Everything But the Crypto: Flagstar Scoops Up Failed Signature Bank

One of the crypto sector’s favorite banks, Signature, has a new home

As of Monday (March 20), the former crypto-friendly lender’s doors are open again across its 40 branches. Unfortunately for the digital asset industry, however, the doors to its crypto business look to be permanently shut.

While the Federal Deposit Insurance Corporation (FDIC) denied reports that any buyer of Signature Bank would need to divest its crypto business, the buyer, New York Community Bancorp-owned Flagstar Bank, did anyway. 

This, as the FDIC noted in a press release announcing the sale, that Flagstar Bank’s bid for Signature Bank did not include around $4 billion of deposits tied to the failed institution’s digital banking business. 

“The FDIC will provide these deposits directly to customers whose accounts are associated with the digital banking business,” the agency said in a Sunday (March 19) announcement. 

The shuttering of both Silvergate Bank, which voluntarily liquidated, and Signature Bank, which failed, has made it increasingly difficult for crypto platforms and investors to transfer traditional currencies by closing two critical banking on-ramps for the digital asset industry. 

Read MoreBanking Crisis Contagion Spreads to Crypto

Signature’s Signet platform, which was invaluable to the crypto industry for years — allowing 24/7 real-time payments outside of traditional banking hours — remains under FDIC receivership and subject to later arrangement. It is unclear what plans exist for the platform to come back online as an ongoing service. 

“The FDIC estimates the cost of the failure of Signature Bank to its Deposit Insurance Fund to be approximately $2.5 billion. The exact cost will be determined when the FDIC terminates the receivership,” stated the press release announcing Signature’s sale, which separately highlighted that to mitigate that cost, “the FDIC received equity appreciation rights in New York Community Bancorp, Inc., common stock with a potential value of up to $300 million.”

Unlike Signature, Silicon Valley Bank (SVB) has yet to find a home. The FDIC on Monday (March 20) announced it would hold two separate auctions for SVB’s traditional deposits unit and the lender’s private bank business after failing to find a buyer last week. 

Bidding for SVB’s private bank, which caters primarily to high-net-worth customers, has been extended through Wednesday (March 22), while potential buyers have until Friday (March 24) to submit a bid for the bridge bank. 

Bitcoin, Binance Back in the Spotlight

A March 13  report on bank fragility by a team of economists noted that 186 banks across the U.S. could be vulnerable to the same pressures as the collapsed Signature Bank and SVB.

As reported by PYMNTS, the global banking market has lost nearly half a trillion dollars in market value this March alone. 

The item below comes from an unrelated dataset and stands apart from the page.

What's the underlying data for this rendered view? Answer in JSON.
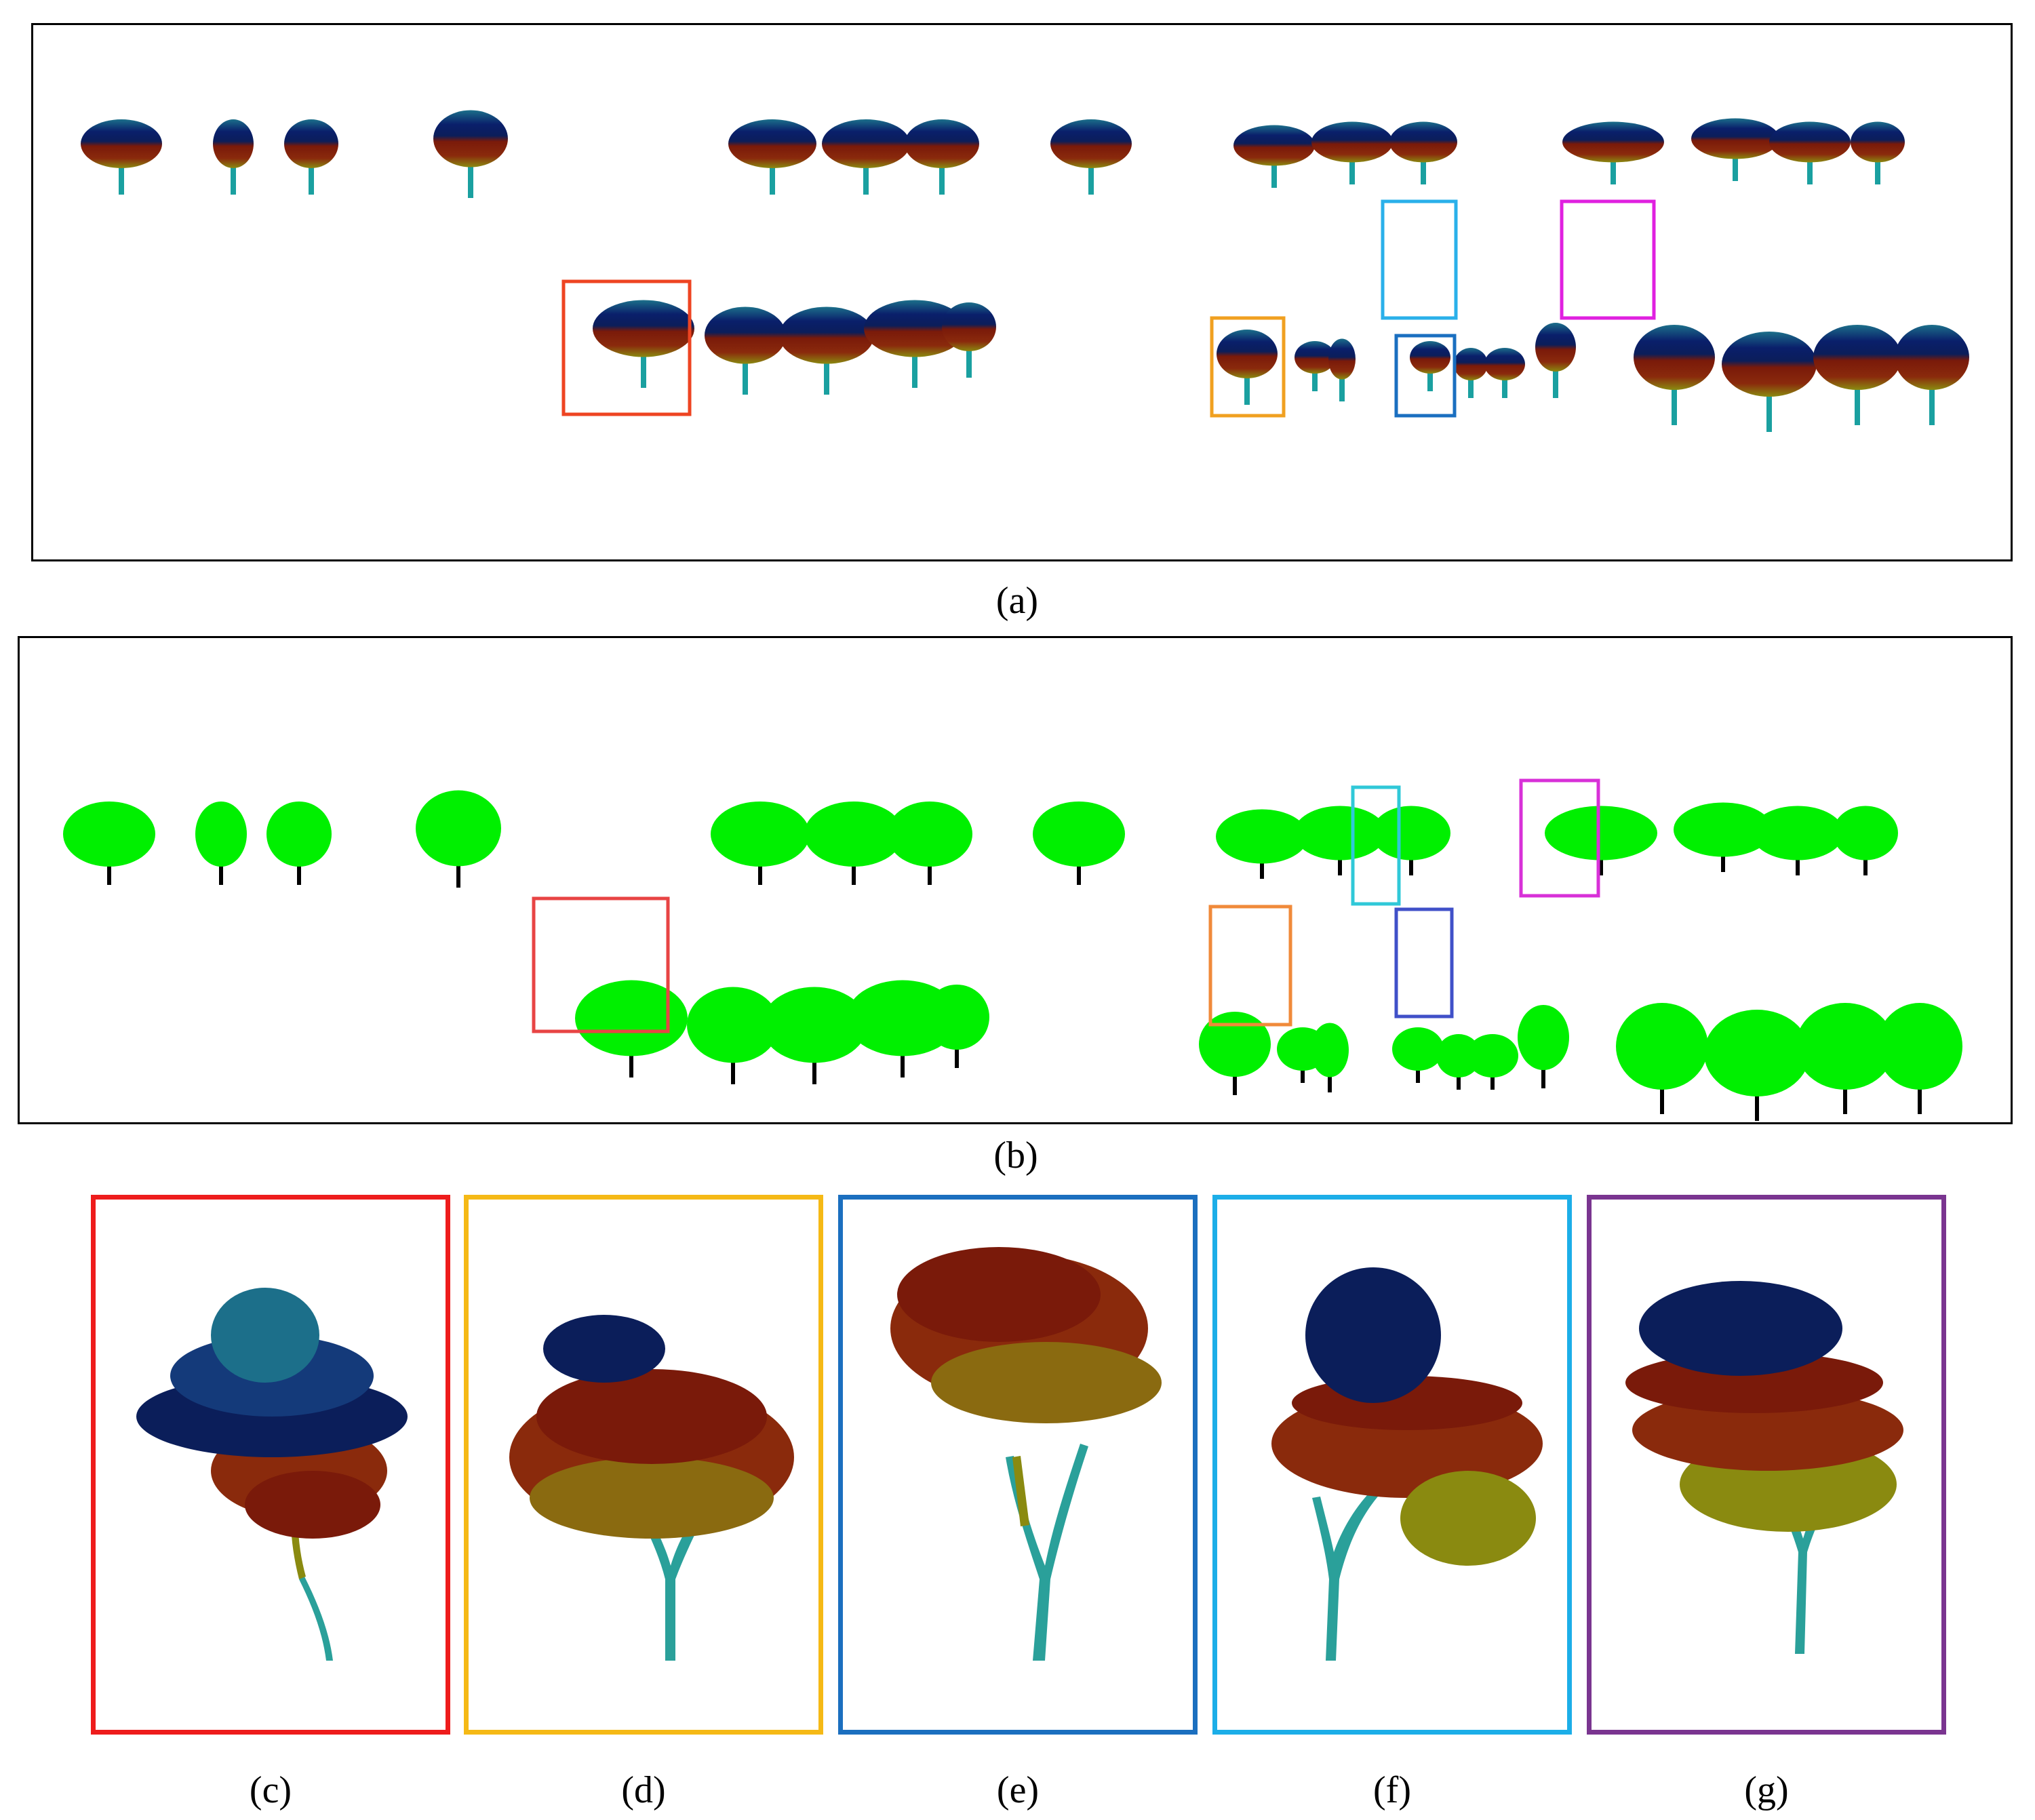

The traditional finance sector’s wobbles have seen the price of Bitcoin rebound from earlier lows to reach $28,000, its highest mark since last summer, as investors turn back to crypto in the face of banking instability. 

Former Coinbase Chief Technology Officer Balaji Srinivasan offered a glimpse of the crypto hype of yesteryears by announcing on Twitter a $2 million bet that bitcoin will hit $1 million in the next three months. 

But can cryptocurrencies recapture broader trust and capitalize on the cracks in the traditional banking system?

The industry will have to do a little better than crypto exchange Binance’s 14-page response to a bipartisan letter sent by U.S. Senators Elizabeth Warren (D-Massachusetts), Chris Van Hollen (D-Maryland), and Roger Marshall (R-Kansas) requesting further clarity into the opaque exchange’s operations and answers around its finances. 

The lawmakers demanded that Binance produce copies of its balance sheets starting from 2017, as well as data on the number of U.S. users by year, copies of internal policies relating to anti-money laundering and know-your-customer compliance procedures, among other information pertinent to the exchange’s operations. 

Binance once again demurred. The company responded to the request by the March 16 deadline but reportedly offered “scant details” around its finances, doing little to quell ongoing concerns that its crypto platform serves as a “hotbed” of illegal activity. 

A representative for Binance did not immediately reply to PYMNTS’ request for comment. 

Binance’s response comes after a U.S. bankruptcy judge moved forward with the exchange’s embattled quest to acquire Voyager Digital, despite objections from both federal and state regulators, representing a victory for the platform and, per the judge, Voyager customers.